Why are DSU claims difficult to adjust and manage?
The criteria for a valid DSU claim looks simple, so you could be forgiven for asking what all the fuss is about. But consider applying those criteria in circumstances involving BOO contracts, where the principal and contractor are related entities, or where there are claims for liquidated damages in the event of delays, or where both insured and uninsured delays arise over the construction phase.
These factors put stress on the traditional DSU model, making underwriting DSU risks more difficult and managing DSU claims more complicated and expensive.
DSU claim analysis
When a claim is made or a potential DSU event occurs, insurers have no option but to respond.
Because there can only ever be one claim under a DSU policy and the potential for delay usually only crystallises as a project approaches completion, insurers usually have to adopt a post-loss approach. This requires adjusters, lawyers and experts to conduct the time consuming and usually expensive task of retrospectively analysing the claimed delay.
Retrospective claim analysis – some cautionary points
Because most DSU claims will involve at least some retrospective analysis, there are a number of factors that should be considered when assessing a DSU claim.
The availability of liquidated damages (LDs) to a principal in the event a project is delayed by the contractor's default, can cause serious problems in DSU claims.
Some DSU wordings deal effectively with LDs, but many don't, giving rise to the question of "who pays first"?
Insurers argue that the DSU policy is one of indemnity and that it only responds to actual losses. On this basis, insurers say they're entitled to offset the claim by the amount of LDs the principal may recover from the contractor. However, it's not that simple. Generally, when a project is two years late the last thing the contractor does is admit liability to pay LDs. Accordingly there's almost always a highly contentious question about the contractor's entitlement to extensions of time, versus the principal's entitlement to LDs. These disputes are often fiercely litigated or arbitrated and can run years after completion of the project.

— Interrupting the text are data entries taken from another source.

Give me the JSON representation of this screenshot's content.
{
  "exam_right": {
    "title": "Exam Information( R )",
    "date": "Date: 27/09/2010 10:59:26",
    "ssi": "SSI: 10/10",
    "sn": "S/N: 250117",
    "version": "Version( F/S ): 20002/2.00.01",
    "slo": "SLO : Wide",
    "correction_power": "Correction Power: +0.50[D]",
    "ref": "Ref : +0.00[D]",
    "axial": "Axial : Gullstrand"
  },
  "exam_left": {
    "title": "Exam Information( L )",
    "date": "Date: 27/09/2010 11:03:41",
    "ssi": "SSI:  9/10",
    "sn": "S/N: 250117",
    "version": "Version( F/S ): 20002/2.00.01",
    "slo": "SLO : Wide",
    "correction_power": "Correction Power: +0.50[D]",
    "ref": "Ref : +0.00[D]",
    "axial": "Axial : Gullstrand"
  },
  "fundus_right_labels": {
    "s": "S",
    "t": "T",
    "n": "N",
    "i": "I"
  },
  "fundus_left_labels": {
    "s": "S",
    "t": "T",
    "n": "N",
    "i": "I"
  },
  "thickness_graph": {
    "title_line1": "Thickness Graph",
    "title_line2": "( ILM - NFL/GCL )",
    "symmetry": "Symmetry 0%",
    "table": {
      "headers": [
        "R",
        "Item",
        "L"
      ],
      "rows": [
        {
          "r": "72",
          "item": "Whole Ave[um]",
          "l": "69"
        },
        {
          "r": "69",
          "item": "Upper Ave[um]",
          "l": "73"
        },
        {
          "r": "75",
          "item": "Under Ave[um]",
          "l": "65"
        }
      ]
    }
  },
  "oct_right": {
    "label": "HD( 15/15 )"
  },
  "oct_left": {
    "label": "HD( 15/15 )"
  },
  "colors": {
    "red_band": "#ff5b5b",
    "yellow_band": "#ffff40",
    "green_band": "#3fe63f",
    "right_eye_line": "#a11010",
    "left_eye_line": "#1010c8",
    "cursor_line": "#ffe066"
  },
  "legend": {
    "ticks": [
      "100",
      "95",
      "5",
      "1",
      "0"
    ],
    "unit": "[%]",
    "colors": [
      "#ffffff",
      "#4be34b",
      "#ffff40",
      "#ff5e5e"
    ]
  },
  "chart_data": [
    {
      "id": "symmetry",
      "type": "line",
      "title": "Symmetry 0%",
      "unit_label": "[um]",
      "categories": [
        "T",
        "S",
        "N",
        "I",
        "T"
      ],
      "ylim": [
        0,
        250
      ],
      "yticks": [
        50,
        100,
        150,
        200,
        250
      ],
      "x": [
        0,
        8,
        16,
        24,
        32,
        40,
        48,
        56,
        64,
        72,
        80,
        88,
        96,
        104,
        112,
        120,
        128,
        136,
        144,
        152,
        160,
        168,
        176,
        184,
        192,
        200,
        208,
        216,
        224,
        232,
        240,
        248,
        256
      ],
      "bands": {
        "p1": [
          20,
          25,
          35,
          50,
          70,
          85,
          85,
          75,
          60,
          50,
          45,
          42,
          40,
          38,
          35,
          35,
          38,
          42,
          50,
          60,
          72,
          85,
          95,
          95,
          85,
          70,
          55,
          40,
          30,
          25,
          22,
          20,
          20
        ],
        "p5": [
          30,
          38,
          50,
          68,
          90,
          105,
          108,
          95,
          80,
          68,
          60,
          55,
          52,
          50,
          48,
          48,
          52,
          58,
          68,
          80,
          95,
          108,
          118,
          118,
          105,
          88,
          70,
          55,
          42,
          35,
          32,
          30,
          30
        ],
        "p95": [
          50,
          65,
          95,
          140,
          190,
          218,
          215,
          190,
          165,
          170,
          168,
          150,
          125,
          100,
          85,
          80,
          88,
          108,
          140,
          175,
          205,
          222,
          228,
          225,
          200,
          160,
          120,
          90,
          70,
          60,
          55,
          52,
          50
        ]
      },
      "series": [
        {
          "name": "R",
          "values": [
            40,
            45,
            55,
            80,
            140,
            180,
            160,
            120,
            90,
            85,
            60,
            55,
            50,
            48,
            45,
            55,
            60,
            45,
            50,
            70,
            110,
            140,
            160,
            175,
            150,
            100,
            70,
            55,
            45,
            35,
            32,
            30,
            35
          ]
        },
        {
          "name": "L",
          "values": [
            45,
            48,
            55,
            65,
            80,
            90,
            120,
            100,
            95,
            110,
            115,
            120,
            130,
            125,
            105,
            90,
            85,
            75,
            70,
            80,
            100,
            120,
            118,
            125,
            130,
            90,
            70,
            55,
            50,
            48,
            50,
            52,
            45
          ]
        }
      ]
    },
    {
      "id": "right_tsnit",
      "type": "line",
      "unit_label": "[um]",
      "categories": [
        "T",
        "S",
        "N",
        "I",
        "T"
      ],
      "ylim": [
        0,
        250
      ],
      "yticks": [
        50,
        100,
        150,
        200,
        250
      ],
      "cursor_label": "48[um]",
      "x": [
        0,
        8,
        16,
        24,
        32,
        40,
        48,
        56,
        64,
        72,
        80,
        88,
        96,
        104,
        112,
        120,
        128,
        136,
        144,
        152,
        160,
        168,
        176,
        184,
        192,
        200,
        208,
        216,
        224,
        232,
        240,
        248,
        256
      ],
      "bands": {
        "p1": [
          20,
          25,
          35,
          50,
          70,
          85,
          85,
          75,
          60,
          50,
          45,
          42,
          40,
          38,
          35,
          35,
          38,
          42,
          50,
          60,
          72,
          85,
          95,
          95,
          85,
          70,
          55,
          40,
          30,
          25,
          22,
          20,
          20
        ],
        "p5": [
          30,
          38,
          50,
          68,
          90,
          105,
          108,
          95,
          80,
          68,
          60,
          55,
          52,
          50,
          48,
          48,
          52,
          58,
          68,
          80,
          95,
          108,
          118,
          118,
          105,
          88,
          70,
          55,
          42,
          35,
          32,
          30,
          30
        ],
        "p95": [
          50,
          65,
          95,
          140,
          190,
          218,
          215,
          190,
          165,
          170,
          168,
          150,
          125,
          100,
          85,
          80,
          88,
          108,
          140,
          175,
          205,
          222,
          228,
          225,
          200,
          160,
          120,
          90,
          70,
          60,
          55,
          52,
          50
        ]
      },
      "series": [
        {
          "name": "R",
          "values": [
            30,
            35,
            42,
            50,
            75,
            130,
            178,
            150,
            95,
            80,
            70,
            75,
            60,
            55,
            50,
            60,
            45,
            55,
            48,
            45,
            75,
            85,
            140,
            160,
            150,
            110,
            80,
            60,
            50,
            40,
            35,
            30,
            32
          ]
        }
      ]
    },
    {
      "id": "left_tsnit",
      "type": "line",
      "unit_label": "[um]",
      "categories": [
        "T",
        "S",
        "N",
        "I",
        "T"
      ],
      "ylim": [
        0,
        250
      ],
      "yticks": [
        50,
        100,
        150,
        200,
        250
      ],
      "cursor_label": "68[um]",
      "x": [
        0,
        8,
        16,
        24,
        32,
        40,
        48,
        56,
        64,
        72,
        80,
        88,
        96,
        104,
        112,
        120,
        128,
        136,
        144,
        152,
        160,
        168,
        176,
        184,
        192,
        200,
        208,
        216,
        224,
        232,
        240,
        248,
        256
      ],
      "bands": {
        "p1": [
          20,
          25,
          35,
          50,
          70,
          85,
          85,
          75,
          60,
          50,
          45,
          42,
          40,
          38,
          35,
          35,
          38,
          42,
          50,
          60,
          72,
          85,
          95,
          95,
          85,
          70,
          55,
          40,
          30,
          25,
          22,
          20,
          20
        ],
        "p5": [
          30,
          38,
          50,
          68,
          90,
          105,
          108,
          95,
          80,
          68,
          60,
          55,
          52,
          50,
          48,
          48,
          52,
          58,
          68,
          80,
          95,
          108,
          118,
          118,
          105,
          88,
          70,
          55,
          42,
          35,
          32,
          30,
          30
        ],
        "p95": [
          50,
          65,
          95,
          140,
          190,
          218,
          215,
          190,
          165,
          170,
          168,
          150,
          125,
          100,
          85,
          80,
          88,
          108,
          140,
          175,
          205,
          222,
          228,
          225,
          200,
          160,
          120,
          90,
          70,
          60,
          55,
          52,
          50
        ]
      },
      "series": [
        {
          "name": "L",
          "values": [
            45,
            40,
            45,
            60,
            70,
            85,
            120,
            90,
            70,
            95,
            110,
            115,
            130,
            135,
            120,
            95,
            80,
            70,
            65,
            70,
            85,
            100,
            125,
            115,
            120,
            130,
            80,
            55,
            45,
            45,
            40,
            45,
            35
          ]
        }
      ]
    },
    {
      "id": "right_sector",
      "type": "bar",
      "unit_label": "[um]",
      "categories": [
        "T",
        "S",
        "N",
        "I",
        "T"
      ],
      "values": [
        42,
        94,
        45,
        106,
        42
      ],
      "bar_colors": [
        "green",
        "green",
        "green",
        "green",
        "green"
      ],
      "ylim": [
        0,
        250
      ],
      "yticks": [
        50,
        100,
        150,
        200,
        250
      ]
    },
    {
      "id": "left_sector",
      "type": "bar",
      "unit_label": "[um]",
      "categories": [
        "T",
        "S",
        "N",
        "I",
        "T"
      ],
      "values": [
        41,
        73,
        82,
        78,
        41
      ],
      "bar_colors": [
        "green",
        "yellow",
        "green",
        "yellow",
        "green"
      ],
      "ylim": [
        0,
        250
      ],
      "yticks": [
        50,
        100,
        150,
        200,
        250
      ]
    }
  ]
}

Commercial decisions on material damage
Coverage decisions made at one point in time can have knock-on effects down the track. Consequently, where there's doubt about whether a claim under a material damage policy should be covered and the same insurers underwrite the DSU policy for the project, the terms on which that claim is resolved should be carefully considered.
In the case of delay, the remedy of acceleration may not necessarily be applied to the task causing the delay. Insurers are then faced with a claim for acceleration measures on an unrelated part of the project, at a point well after the loss, but still potentially 12 months out from completion.
In such circumstances, how can insurers be certain that the measure will mitigate the delay? Insurers may rightly question whether the acceleration measure proposed is actually masking another uninsured delay.
Is there an insured material damage event?
Is the material damage loss covered so the resulting delay might be insured under the DSU policy? For example, under the LEG 2 or the consequential losses design exclusion, the costs associated with the rectification of a defective component are excluded, but the material damage arising as a consequence of that defect is not. An expert will therefore need to distinguish between the delay arising from the covered consequential damage, and the delay arising from uninsured repair of the defective component.
The difference can be significant. In these circumstances, early issue identification and transparency are crucial.
DSU claims management is rarely simple. However early identification of potential issues and pitfalls, will give you the best chance of avoiding issues entirely, or at least minimising any adverse effects.
The content of this article is intended to provide a general guide to the subject matter. Specialist advice should be sought about your specific circumstances.